Marché de l'énergie : Le gaz algérien se taille la part du lion en Italie
Au S1 2026, l'Algérie renforce sa suprématie énergétique en Italie.
L'Algérie confirme avec éclat sa suprématie sur le marché énergétique italien. Au cours du premier semestre 2026, l'Italie a importé 11,4 milliards de mètres cubes (m³) de gaz naturel algérien via gazoduc, soit une progression de 4,3 % en rythme annuel.
Cette performance permet à la compagnie nationale Sonatrach de capter 34,7 % de la demande totale italienne, consolidant ainsi sa place de premier fournisseur de la péninsule.
Ce succès est d'autant plus marquant qu'il s'inscrit dans un marché italien atone, où la consommation globale n'a augmenté que de 0,2 % et où les importations totales ont reculé de 0,6 %.
Sonatrach s'impose sur un marché en stagnation
Les données révèlent une stratégie commerciale offensive de la part de l'Algérie :
Conquête de parts de marché : L'Algérie a injecté 470 millions de m³ supplémentaires par rapport au premier semestre 2025, alors que les importations globales italiennes ont baissé de 176 millions de m³.

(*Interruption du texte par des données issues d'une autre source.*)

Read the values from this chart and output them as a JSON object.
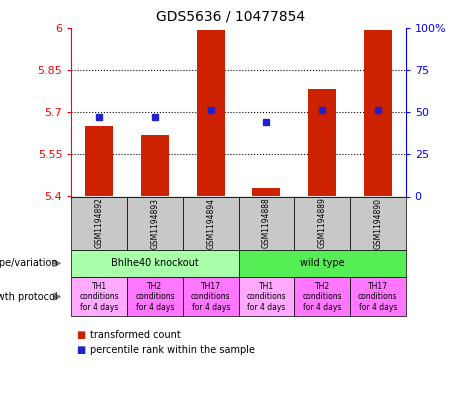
{
  "title": "GDS5636 / 10477854",
  "samples": [
    "GSM1194892",
    "GSM1194893",
    "GSM1194894",
    "GSM1194888",
    "GSM1194889",
    "GSM1194890"
  ],
  "transformed_counts": [
    5.65,
    5.62,
    5.99,
    5.43,
    5.78,
    5.99
  ],
  "percentile_ranks": [
    47,
    47,
    51,
    44,
    51,
    51
  ],
  "y_min": 5.4,
  "y_max": 6.0,
  "y_ticks": [
    5.4,
    5.55,
    5.7,
    5.85,
    6.0
  ],
  "y_tick_labels": [
    "5.4",
    "5.55",
    "5.7",
    "5.85",
    "6"
  ],
  "right_y_ticks": [
    0,
    25,
    50,
    75,
    100
  ],
  "right_y_tick_labels": [
    "0",
    "25",
    "50",
    "75",
    "100%"
  ],
  "bar_color": "#CC2200",
  "dot_color": "#2222CC",
  "genotype_groups": [
    {
      "label": "Bhlhe40 knockout",
      "start": 0,
      "end": 3,
      "color": "#AAFFAA"
    },
    {
      "label": "wild type",
      "start": 3,
      "end": 6,
      "color": "#55EE55"
    }
  ],
  "growth_protocols": [
    {
      "label": "TH1\nconditions\nfor 4 days",
      "color": "#FFAAFF"
    },
    {
      "label": "TH2\nconditions\nfor 4 days",
      "color": "#FF77FF"
    },
    {
      "label": "TH17\nconditions\nfor 4 days",
      "color": "#FF77FF"
    },
    {
      "label": "TH1\nconditions\nfor 4 days",
      "color": "#FFAAFF"
    },
    {
      "label": "TH2\nconditions\nfor 4 days",
      "color": "#FF77FF"
    },
    {
      "label": "TH17\nconditions\nfor 4 days",
      "color": "#FF77FF"
    }
  ],
  "legend_red_label": "transformed count",
  "legend_blue_label": "percentile rank within the sample",
  "genotype_label": "genotype/variation",
  "protocol_label": "growth protocol",
  "sample_box_color": "#C8C8C8"
}
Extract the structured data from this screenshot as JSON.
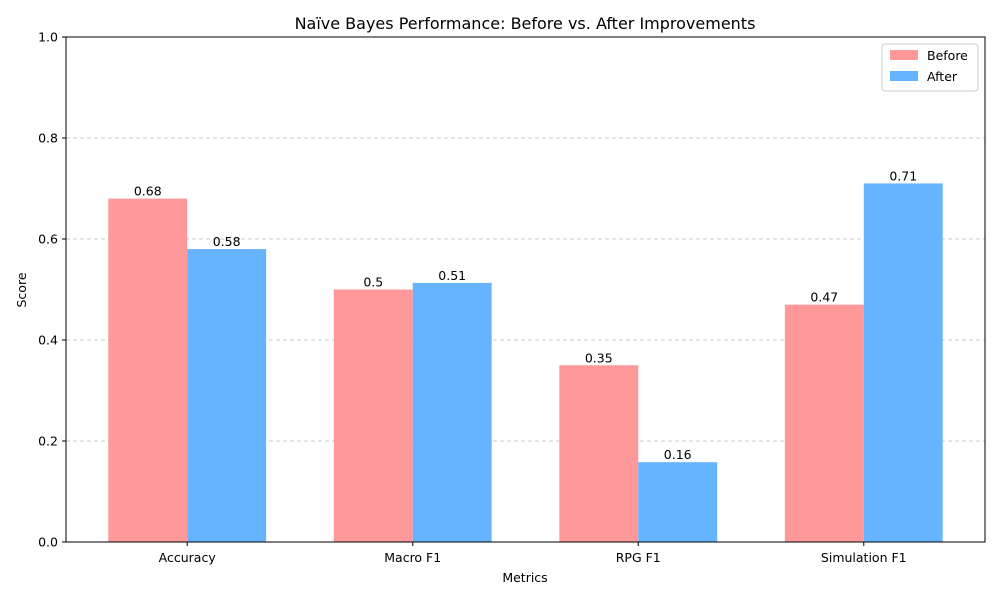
{
  "chart_data": {
    "type": "bar",
    "title": "Naïve Bayes Performance: Before vs. After Improvements",
    "xlabel": "Metrics",
    "ylabel": "Score",
    "ylim": [
      0,
      1.0
    ],
    "yticks": [
      0.0,
      0.2,
      0.4,
      0.6,
      0.8,
      1.0
    ],
    "ytick_labels": [
      "0.0",
      "0.2",
      "0.4",
      "0.6",
      "0.8",
      "1.0"
    ],
    "grid": "y-dashed",
    "legend_position": "top-right",
    "categories": [
      "Accuracy",
      "Macro F1",
      "RPG F1",
      "Simulation F1"
    ],
    "series": [
      {
        "name": "Before",
        "color": "#ff9999",
        "values": [
          0.68,
          0.5,
          0.35,
          0.47
        ],
        "labels": [
          "0.68",
          "0.5",
          "0.35",
          "0.47"
        ]
      },
      {
        "name": "After",
        "color": "#66b3ff",
        "values": [
          0.58,
          0.513,
          0.158,
          0.71
        ],
        "labels": [
          "0.58",
          "0.51",
          "0.16",
          "0.71"
        ]
      }
    ]
  }
}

Remplacement des concurrents : La hausse des volumes algériens a directement compensé le recul des livraisons en provenance d'Europe du Nord et de Libye.
Flux continus : Avec une moyenne mensuelle de 1,9 milliard de m³ (soit 63 millions de m³ par jour), les livraisons via le gazoduc Transmed pourraient frôler les 22,8 milliards de m³ d'ici la fin de l'année.

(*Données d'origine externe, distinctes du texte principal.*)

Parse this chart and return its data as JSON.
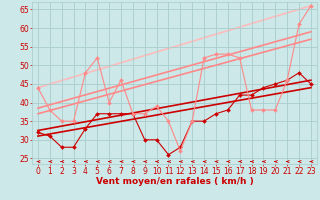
{
  "background_color": "#cce8e8",
  "grid_color": "#aacccc",
  "xlabel": "Vent moyen/en rafales ( km/h )",
  "xlabel_color": "#cc0000",
  "xlabel_fontsize": 6.5,
  "tick_color": "#cc0000",
  "tick_fontsize": 5.5,
  "yticks": [
    25,
    30,
    35,
    40,
    45,
    50,
    55,
    60,
    65
  ],
  "xticks": [
    0,
    1,
    2,
    3,
    4,
    5,
    6,
    7,
    8,
    9,
    10,
    11,
    12,
    13,
    14,
    15,
    16,
    17,
    18,
    19,
    20,
    21,
    22,
    23
  ],
  "ylim": [
    23.5,
    67
  ],
  "xlim": [
    -0.5,
    23.5
  ],
  "lines": [
    {
      "x": [
        0,
        1,
        2,
        3,
        4,
        5,
        6,
        7,
        8,
        9,
        10,
        11,
        12,
        13,
        14,
        15,
        16,
        17,
        18,
        19,
        20,
        21,
        22,
        23
      ],
      "y": [
        32,
        31,
        28,
        28,
        33,
        37,
        37,
        37,
        37,
        30,
        30,
        26,
        28,
        35,
        35,
        37,
        38,
        42,
        42,
        44,
        45,
        46,
        48,
        45
      ],
      "color": "#cc0000",
      "lw": 0.8,
      "marker": "D",
      "ms": 2.0,
      "zorder": 4
    },
    {
      "x": [
        0,
        1,
        2,
        3,
        4,
        5,
        6,
        7,
        8,
        9,
        10,
        11,
        12,
        13,
        14,
        15,
        16,
        17,
        18,
        19,
        20,
        21,
        22,
        23
      ],
      "y": [
        44,
        38,
        35,
        35,
        48,
        52,
        40,
        46,
        37,
        37,
        39,
        35,
        27,
        35,
        52,
        53,
        53,
        52,
        38,
        38,
        38,
        46,
        61,
        66
      ],
      "color": "#ff8888",
      "lw": 0.8,
      "marker": "D",
      "ms": 2.0,
      "zorder": 4
    },
    {
      "x": [
        0,
        23
      ],
      "y": [
        31,
        44
      ],
      "color": "#cc0000",
      "lw": 1.2,
      "marker": null,
      "ms": 0,
      "zorder": 3
    },
    {
      "x": [
        0,
        23
      ],
      "y": [
        32.5,
        46
      ],
      "color": "#cc0000",
      "lw": 1.2,
      "marker": null,
      "ms": 0,
      "zorder": 3
    },
    {
      "x": [
        0,
        23
      ],
      "y": [
        37,
        57
      ],
      "color": "#ff8888",
      "lw": 1.2,
      "marker": null,
      "ms": 0,
      "zorder": 2
    },
    {
      "x": [
        0,
        23
      ],
      "y": [
        38.5,
        59
      ],
      "color": "#ff8888",
      "lw": 1.2,
      "marker": null,
      "ms": 0,
      "zorder": 2
    },
    {
      "x": [
        0,
        23
      ],
      "y": [
        44,
        66
      ],
      "color": "#ffbbbb",
      "lw": 1.2,
      "marker": null,
      "ms": 0,
      "zorder": 1
    }
  ]
}
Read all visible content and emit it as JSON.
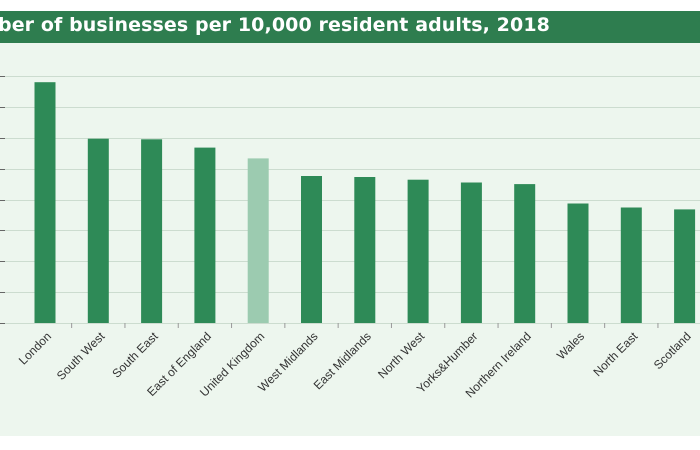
{
  "header": {
    "title": "ber of businesses per 10,000 resident adults, 2018"
  },
  "colors": {
    "header_bg": "#2e7d4f",
    "panel_bg": "#edf6ee",
    "bar": "#2e8a57",
    "bar_highlight": "#9ccbb0",
    "grid": "#ccdccf",
    "axis_text": "#333333"
  },
  "chart_data": {
    "type": "bar",
    "title": "ber of businesses per 10,000 resident adults, 2018",
    "xlabel": "",
    "ylabel": "",
    "categories": [
      "London",
      "South West",
      "South East",
      "East of England",
      "United Kingdom",
      "West Midlands",
      "East Midlands",
      "North West",
      "Yorks&Humber",
      "Northern Ireland",
      "Wales",
      "North East",
      "Scotland"
    ],
    "values": [
      7.8,
      5.97,
      5.95,
      5.68,
      5.33,
      4.76,
      4.73,
      4.64,
      4.55,
      4.5,
      3.87,
      3.74,
      3.68
    ],
    "highlight": [
      "United Kingdom"
    ],
    "ylim": [
      0,
      8
    ],
    "grid": true,
    "legend": "none"
  }
}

Un écart abyssal avec les autres fournisseurs
L'Algérie creuse l'écart avec l'ensemble de ses rivaux sur le marché italien par canalisation :
FournisseurVolume importé (S1 2026)Évolution annuellePart de marchéAlgérie11,4 milliards de m³+ 4,3 %34,7 %Azerbaïdjan4,9 milliards de m³+ 2,2 %14,8 %Europe du Nord3,4 milliards de m³– 17,1 %< 10.5 %Russie~0,5 milliard de m³–1,8 %Libye188 millions de m³– 63,7 %< 0,6 %
Alors qu'elle représentait un pilier avant 2022, la Russie est désormais reléguée à un rôle marginal. L'Algérie fournit aujourd'hui 20 fois plus de gaz à l'Italie que Moscou, confirmant le basculement définitif de la sécurité énergétique italienne vers le Sud de la Méditerranée.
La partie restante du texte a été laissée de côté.